Over 30,000 Ohioans Affected by the End of Medicaid “Spend-down” Eligibility

The Ohio Department of Medicaid (ODM) is preparing to change the program’s disability determination process. Starting in July, 2016, the program will have a unified disability determination system, so that individuals who qualify for Supplemental Security Income (SSI) will automatically qualify for Medicaid. (In legal terms, this means the state is implementing section 1634 of the Social Security Act, rather than using section 209(b)). This ends decades of practice in which applicants had to separately navigate a federal administrative process for SSI and a county administrative process for Medicaid. ODM has filed a state plan amendment with the federal Centers for Medicare and Medicaid Services (CMS) to raise the eligibility income threshold for disabled individuals to 75 percent of the federal poverty level, from the current 64 percent.

As part of the change, the current practice of allowing individuals with incomes above eligibility thresholds to use medical bills to “spend down” to achieve Medicaid eligibility will no longer exist. Spend-down takes place on a monthly basis. People can move in and out of eligibility as their income and expenses change. Spend-down can be used to access both institutional care, such as nursing homes, as well as waiver services, such as Home Care, PASSPORT, MyCare, and Assisted Living. With the change, individuals using institutional care or waivers can establish a qualified income trust (QIT), also known as a Miller Trust, in lieu of a spend-down process. The trust receives excess income above the eligibility threshold, and makes payments for medical care. Income left over in the trust after an individual dies is subject to estate recovery. ODM is contracting with a vendor, Automated Health Systems, to contact individuals currently in institutions or on waivers to help them establish a trust.

Advocates have raised many concerns regarding the implementation of this change, including the lack of certain services on the exchange (e.g., vision and dental), the narrow scope of the proposed waiver for behavioral health services, and how affected individuals will be notified and walked through the complicated process of creating a trust. Also, it is still unclear whether standard retroactive 90-day eligibility applies when a Miller Trust is used, and, by law, eligibility cannot start until all of the elements are fulfilled.
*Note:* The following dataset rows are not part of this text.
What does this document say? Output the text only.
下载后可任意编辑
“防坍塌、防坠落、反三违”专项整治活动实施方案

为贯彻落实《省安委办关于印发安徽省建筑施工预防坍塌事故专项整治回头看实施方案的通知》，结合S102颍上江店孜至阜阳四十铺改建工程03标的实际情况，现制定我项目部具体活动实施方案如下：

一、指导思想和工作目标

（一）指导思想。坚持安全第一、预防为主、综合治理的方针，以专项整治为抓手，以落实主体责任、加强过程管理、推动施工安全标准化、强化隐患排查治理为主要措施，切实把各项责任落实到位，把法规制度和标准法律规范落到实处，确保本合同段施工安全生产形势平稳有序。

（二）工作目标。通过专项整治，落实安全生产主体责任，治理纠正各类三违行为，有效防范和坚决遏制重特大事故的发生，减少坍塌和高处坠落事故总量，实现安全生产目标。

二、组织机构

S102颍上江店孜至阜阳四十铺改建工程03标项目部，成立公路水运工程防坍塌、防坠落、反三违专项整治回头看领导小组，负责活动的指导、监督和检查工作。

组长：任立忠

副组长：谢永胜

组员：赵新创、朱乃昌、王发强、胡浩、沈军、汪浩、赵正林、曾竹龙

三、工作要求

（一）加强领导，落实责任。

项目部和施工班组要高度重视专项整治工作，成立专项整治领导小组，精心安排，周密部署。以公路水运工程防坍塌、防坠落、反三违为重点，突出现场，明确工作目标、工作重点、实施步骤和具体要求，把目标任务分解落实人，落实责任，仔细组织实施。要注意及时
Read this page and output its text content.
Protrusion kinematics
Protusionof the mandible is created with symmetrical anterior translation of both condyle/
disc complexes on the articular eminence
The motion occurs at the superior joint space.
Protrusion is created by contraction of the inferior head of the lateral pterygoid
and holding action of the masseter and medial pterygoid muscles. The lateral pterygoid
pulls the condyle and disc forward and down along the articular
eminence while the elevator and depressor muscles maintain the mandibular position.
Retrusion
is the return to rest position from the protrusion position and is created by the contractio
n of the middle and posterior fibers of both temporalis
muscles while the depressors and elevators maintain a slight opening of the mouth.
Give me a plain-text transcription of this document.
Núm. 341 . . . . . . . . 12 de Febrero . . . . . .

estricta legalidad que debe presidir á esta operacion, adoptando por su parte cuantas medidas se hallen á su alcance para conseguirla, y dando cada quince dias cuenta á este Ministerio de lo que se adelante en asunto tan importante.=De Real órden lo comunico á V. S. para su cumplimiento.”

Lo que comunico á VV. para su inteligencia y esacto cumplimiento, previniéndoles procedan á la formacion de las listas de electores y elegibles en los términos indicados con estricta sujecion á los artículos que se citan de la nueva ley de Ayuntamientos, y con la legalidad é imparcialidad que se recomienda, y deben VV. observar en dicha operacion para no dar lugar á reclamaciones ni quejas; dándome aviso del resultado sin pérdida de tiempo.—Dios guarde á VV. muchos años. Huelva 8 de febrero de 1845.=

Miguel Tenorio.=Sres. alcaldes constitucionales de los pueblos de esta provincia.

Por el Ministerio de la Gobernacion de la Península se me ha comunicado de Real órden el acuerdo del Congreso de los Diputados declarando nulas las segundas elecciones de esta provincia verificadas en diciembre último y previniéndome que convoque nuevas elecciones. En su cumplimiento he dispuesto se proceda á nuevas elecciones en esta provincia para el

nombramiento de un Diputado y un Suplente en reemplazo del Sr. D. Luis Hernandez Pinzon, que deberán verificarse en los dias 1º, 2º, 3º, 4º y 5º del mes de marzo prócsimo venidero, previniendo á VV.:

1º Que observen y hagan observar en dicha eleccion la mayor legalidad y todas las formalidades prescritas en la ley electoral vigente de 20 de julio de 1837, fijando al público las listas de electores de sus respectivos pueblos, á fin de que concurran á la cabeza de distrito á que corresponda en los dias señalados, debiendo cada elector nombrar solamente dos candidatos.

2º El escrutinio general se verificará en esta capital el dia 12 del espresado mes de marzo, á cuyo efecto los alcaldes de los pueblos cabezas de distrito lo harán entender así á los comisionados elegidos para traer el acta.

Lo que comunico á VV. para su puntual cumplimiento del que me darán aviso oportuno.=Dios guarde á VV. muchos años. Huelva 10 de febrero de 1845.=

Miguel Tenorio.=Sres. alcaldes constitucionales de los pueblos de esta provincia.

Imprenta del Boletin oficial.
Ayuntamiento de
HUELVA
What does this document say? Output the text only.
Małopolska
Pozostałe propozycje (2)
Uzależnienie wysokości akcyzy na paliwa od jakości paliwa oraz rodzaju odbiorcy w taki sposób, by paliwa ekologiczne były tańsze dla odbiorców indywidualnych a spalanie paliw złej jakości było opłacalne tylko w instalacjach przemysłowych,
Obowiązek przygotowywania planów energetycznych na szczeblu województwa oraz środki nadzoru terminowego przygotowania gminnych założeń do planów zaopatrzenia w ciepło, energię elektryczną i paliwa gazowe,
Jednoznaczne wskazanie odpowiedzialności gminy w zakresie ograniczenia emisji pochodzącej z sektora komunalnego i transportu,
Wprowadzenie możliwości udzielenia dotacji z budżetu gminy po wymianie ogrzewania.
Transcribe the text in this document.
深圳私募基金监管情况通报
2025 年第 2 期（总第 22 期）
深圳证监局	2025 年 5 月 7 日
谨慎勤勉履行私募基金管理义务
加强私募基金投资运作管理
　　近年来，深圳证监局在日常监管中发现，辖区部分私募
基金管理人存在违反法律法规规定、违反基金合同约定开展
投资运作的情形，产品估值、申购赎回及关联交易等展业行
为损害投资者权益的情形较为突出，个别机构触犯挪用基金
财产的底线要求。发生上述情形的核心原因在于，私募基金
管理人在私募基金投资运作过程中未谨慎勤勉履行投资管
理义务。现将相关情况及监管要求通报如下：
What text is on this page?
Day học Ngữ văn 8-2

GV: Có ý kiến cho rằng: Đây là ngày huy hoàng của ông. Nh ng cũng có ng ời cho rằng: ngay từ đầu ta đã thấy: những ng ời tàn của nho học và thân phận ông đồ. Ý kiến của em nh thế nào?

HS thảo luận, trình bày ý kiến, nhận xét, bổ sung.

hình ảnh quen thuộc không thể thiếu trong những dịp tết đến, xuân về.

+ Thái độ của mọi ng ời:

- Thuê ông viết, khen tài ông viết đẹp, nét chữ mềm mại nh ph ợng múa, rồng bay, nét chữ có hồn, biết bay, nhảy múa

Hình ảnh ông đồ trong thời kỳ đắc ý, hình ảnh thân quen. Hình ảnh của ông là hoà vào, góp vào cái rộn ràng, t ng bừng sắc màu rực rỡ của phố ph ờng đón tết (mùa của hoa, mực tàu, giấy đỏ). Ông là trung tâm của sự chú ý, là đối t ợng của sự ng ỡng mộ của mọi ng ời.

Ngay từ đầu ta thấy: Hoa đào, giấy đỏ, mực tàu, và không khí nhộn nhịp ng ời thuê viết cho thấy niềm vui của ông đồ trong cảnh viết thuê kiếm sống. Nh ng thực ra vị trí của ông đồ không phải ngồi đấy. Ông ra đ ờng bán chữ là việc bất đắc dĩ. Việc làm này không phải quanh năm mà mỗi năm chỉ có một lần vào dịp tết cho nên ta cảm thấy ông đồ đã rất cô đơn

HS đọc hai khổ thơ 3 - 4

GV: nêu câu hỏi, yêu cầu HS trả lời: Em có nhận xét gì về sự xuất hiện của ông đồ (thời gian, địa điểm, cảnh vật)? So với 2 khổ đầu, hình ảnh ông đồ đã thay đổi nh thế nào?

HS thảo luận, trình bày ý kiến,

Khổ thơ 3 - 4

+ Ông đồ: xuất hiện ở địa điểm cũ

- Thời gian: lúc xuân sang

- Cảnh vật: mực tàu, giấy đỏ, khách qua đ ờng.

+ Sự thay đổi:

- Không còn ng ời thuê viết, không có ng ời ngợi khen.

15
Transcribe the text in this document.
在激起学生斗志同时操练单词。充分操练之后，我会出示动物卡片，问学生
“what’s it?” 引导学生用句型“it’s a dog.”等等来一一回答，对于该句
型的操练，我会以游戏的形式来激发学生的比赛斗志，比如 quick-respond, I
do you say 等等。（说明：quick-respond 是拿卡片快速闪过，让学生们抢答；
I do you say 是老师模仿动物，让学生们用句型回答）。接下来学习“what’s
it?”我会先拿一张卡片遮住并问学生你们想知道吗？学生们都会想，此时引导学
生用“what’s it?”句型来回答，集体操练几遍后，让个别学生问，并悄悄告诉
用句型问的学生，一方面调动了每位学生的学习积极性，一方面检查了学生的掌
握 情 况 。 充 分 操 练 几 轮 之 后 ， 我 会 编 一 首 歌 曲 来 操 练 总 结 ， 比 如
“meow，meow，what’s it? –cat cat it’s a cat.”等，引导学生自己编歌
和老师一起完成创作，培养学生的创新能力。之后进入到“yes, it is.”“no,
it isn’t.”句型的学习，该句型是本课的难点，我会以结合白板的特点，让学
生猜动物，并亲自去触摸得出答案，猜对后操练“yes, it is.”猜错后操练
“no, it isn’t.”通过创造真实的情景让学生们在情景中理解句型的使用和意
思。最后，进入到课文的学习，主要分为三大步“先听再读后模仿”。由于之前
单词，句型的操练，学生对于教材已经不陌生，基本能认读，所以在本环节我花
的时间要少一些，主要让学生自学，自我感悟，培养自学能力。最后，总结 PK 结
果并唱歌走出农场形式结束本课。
This could affect an institution’s willingness to admit an individual before eligibility is determined.

In response to questions from advocates, ODM released preliminary data that defines the number of individuals in various service categories that will be affected by the end of spend-down. ODM will refine these numbers each month as the transition date draws nearer. It is important to note that there are also over 14,000 individuals with SSI who are not currently enrolled in Medicaid who will gain coverage due to the change. Also, disabled individuals who are in the community and working can still access the Medicaid buy-in.

ODM data show that nearly 5,500 people are using spend-down and will need a Miller Trust. Nearly 4,700 of this total are in institutions and just over 800 are on waivers.

Separately, on the community side, approximately 25,200 individuals are using spend-down. Of this total, about 12,000 will lose eligibility and are expected to transition to the healthcare marketplace exchange, and over 500 seniors will leave the Medicaid program because their incomes are above 75% of the federal poverty line but they cannot qualify for Medicare premium assistance (QMBY/SLMBY) due to resource limits or other reasons.

Of the community categories that retain Medicaid coverage, the largest number (over 5,000) will qualify under the Medicaid extension (Group 8). Another group of about 3,500 who also have Medicare will qualify for premium assistance (QMBY/SLMBY). In recognition that some of the affected individuals have severe mental illness, ODM is starting a special waiver program (1915i) for individuals who meet certain diagnostic and medical history criteria. A recent Community Solutions paper described this program in more detail. Under the current criteria, about 2,200 individuals will be enrolled in the waiver, but ODM is considering various rule changes that would allow more people to qualify.